Noun
/taɪp ðaɪ θriː ˈɛrər/
The term "type III error" refers to a specific kind of statistical error that occurs when researchers correctly reject a null hypothesis but do so for the wrong reason or based on incorrect assumptions about the data. This concept is less commonly discussed than type I and type II errors, which pertain to incorrect decisions about hypotheses.
In general, discussions about type III errors point to errors in interpreting the results of a study, misapplying statistical tests, or not properly understanding the framework within which the data were analyzed. The frequency of use for "type III error" is relatively low and is more likely to appear in academic, statistical, or specialized contexts than in everyday conversation.
In our analysis, we identified a type III error that led us to the wrong conclusions about the data.
В нашем анализе мы выявили ошибку типа III, которая привела нас к неверным выводам о данных.
Researchers should be cautious of type III errors when interpreting complex datasets.
Исследователям следует быть осторожными с ошибками типа III при интерпретации сложных наборов данных.
The discussion regarding type III error is crucial for understanding the implications of our findings.
Обсуждение ошибки типа III очень важно для понимания последствий наших выводов.

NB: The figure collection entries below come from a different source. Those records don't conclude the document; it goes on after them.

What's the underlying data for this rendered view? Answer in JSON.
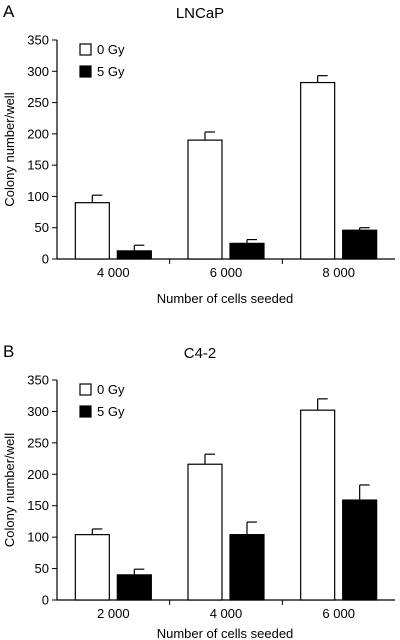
{
  "chart_data": [
    {
      "type": "bar",
      "panel_label": "A",
      "title": "LNCaP",
      "xlabel": "Number of cells seeded",
      "ylabel": "Colony number/well",
      "categories": [
        "4 000",
        "6 000",
        "8 000"
      ],
      "ylim": [
        0,
        350
      ],
      "yticks": [
        "0",
        "50",
        "100",
        "150",
        "200",
        "250",
        "300",
        "350"
      ],
      "legend_position": "top-left",
      "series": [
        {
          "name": "0 Gy",
          "color": "#ffffff",
          "values": [
            90,
            190,
            282
          ],
          "errors": [
            12,
            13,
            11
          ]
        },
        {
          "name": "5 Gy",
          "color": "#000000",
          "values": [
            13,
            25,
            46
          ],
          "errors": [
            9,
            6,
            4
          ]
        }
      ]
    },
    {
      "type": "bar",
      "panel_label": "B",
      "title": "C4-2",
      "xlabel": "Number of cells seeded",
      "ylabel": "Colony number/well",
      "categories": [
        "2 000",
        "4 000",
        "6 000"
      ],
      "ylim": [
        0,
        350
      ],
      "yticks": [
        "0",
        "50",
        "100",
        "150",
        "200",
        "250",
        "300",
        "350"
      ],
      "legend_position": "top-left",
      "series": [
        {
          "name": "0 Gy",
          "color": "#ffffff",
          "values": [
            104,
            216,
            302
          ],
          "errors": [
            9,
            16,
            18
          ]
        },
        {
          "name": "5 Gy",
          "color": "#000000",
          "values": [
            40,
            104,
            159
          ],
          "errors": [
            9,
            20,
            24
          ]
        }
      ]
    }
  ]
}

The phrase "type III error" is mainly used in academic and professional contexts and is not commonly found in idiomatic expressions. However, it is often discussed alongside other types of errors in statistical hypotheses, such as type I and type II errors. Here are some sentences that highlight its usage alongside these concepts:
Avoiding type III errors is just as important as preventing type I and type II errors in research practices.

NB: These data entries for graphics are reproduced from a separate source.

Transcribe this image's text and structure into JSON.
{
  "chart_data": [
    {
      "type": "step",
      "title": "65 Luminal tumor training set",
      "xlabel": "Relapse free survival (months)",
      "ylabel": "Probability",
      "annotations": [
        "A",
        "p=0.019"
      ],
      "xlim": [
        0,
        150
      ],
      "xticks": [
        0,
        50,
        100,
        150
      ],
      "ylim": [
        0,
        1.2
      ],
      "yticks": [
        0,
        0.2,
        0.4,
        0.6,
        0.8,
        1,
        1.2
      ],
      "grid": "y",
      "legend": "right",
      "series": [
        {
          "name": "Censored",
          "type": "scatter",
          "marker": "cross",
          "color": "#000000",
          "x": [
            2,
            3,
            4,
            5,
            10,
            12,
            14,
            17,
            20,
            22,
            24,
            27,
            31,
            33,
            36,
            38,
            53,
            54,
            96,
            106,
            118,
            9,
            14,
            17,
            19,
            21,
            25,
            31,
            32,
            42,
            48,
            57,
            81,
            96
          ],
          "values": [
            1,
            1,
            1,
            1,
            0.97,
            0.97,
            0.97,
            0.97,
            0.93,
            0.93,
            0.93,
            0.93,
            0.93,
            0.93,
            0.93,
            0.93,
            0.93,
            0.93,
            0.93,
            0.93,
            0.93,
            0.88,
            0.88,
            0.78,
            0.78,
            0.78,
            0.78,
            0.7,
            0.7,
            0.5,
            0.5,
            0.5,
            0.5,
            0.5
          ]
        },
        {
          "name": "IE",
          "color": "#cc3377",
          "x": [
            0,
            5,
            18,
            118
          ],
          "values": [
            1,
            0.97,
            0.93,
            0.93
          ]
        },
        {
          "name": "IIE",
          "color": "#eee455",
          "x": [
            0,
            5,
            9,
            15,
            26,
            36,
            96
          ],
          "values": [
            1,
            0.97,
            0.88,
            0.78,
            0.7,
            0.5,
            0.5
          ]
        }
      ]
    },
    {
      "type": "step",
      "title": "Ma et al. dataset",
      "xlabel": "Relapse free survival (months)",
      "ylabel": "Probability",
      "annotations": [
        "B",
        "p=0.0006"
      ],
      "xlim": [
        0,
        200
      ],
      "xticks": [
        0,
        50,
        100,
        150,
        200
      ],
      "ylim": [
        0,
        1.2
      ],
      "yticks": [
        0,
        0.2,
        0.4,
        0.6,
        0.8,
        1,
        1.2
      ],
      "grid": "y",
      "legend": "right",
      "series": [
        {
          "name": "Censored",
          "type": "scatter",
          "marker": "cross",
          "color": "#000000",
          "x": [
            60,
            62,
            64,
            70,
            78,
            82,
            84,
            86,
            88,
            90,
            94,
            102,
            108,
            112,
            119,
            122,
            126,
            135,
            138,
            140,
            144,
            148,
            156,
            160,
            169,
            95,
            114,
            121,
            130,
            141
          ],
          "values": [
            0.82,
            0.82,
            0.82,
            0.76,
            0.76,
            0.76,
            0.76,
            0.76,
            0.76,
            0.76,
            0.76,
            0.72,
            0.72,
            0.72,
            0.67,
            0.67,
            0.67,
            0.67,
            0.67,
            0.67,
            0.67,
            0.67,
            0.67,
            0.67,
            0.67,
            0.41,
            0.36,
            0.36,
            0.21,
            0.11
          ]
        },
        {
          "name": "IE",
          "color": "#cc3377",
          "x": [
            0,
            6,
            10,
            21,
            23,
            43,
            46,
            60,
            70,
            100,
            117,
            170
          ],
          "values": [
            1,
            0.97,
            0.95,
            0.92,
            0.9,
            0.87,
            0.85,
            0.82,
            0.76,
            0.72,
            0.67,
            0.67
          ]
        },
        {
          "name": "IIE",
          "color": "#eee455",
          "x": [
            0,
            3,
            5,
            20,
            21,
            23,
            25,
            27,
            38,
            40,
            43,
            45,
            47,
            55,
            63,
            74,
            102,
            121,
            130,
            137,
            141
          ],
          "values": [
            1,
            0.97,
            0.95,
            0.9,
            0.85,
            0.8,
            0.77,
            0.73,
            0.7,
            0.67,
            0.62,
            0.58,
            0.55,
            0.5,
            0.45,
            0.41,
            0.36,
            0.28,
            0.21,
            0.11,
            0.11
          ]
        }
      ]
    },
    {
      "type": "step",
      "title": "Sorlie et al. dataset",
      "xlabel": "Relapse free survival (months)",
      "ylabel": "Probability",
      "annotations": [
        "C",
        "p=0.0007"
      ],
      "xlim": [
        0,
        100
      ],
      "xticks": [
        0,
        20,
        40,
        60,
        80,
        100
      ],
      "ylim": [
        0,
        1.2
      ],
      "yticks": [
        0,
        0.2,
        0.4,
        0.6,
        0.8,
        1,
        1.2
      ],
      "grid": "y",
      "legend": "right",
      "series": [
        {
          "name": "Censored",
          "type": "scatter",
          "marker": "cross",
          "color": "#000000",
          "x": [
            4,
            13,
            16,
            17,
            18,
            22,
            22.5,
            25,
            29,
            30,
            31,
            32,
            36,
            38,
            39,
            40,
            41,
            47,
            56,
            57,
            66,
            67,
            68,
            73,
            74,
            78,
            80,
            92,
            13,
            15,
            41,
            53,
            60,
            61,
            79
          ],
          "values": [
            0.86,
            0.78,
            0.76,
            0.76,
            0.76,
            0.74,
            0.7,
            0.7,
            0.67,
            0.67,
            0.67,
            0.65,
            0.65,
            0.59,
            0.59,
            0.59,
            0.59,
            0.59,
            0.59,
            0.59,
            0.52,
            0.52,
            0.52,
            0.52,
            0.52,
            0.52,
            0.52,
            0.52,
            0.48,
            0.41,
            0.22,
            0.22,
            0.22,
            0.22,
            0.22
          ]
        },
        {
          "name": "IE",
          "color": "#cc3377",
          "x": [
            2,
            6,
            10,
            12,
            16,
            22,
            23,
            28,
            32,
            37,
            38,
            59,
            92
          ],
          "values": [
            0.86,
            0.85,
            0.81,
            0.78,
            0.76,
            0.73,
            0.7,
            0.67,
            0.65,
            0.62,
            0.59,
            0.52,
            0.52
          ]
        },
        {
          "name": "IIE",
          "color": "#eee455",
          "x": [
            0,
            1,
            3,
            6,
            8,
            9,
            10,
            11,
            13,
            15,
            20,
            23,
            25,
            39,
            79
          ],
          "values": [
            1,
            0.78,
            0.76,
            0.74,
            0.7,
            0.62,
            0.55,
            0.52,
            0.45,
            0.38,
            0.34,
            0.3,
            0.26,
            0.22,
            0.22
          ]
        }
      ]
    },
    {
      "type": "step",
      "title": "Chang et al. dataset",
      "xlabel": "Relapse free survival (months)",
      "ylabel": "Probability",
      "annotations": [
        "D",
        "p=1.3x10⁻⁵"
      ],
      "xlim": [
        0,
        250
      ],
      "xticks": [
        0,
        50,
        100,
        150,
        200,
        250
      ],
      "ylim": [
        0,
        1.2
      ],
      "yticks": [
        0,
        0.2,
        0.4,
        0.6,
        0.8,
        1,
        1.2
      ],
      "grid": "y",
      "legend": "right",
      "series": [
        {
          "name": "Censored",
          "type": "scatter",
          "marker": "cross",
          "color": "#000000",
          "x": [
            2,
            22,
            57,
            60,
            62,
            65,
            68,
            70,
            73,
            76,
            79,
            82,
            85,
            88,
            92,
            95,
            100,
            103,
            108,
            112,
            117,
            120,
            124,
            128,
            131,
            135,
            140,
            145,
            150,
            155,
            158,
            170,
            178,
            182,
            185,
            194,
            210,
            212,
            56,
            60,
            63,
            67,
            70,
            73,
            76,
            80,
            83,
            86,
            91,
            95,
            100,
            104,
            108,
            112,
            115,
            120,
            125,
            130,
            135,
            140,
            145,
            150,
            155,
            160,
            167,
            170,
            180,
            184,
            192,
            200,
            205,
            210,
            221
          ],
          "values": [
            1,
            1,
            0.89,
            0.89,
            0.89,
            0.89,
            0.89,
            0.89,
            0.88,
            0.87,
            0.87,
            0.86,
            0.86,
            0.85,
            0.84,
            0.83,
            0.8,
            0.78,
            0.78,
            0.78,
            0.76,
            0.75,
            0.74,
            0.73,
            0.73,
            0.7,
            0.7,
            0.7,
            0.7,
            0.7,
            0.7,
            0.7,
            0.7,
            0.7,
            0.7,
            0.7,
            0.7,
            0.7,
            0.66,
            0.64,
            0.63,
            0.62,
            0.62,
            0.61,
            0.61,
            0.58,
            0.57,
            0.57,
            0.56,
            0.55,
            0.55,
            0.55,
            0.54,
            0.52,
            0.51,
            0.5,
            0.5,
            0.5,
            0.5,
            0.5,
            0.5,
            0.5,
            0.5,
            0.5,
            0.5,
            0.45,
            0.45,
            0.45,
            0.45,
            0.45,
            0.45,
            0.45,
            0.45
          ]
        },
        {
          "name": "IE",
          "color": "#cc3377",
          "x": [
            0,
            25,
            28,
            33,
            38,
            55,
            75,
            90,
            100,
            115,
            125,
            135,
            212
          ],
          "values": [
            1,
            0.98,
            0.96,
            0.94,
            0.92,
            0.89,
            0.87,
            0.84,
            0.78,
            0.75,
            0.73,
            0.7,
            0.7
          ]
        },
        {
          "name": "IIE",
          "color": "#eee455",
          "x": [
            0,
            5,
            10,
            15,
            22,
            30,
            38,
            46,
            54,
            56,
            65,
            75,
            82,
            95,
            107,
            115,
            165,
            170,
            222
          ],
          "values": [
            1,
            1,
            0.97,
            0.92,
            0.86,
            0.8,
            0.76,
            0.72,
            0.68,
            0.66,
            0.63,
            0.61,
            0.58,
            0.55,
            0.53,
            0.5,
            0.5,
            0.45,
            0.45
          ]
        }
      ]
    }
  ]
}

Избегание ошибок типа III так же важно, как предотвращение ошибок типа I и II в исследовательской практике.
When presenting findings, make sure to clarify any potential type III errors to give a complete picture of the study's limitations.
Когда вы представляете результаты, убедитесь, что Clarify любые потенциальные ошибки типа III, чтобы дать полное представление о ограничениях исследования.
Understanding type III errors allows researchers to better navigate the complexities of hypothesis testing.
Понимание ошибок типа III позволяет исследователям лучше ориентироваться в сложностях тестирования гипотез.
The term "type III error" originates from the field of statistics, following the established nomenclature of error types. Type I errors refer to false positives while type II errors are about false negatives. The inclusion of "type III" corresponds to another dimension of error regarding the interpretation of statistical results. However, the specific origin of the phrase itself may not be well-documented, as it generally evolved in the context of academic discussions around statistical methodology.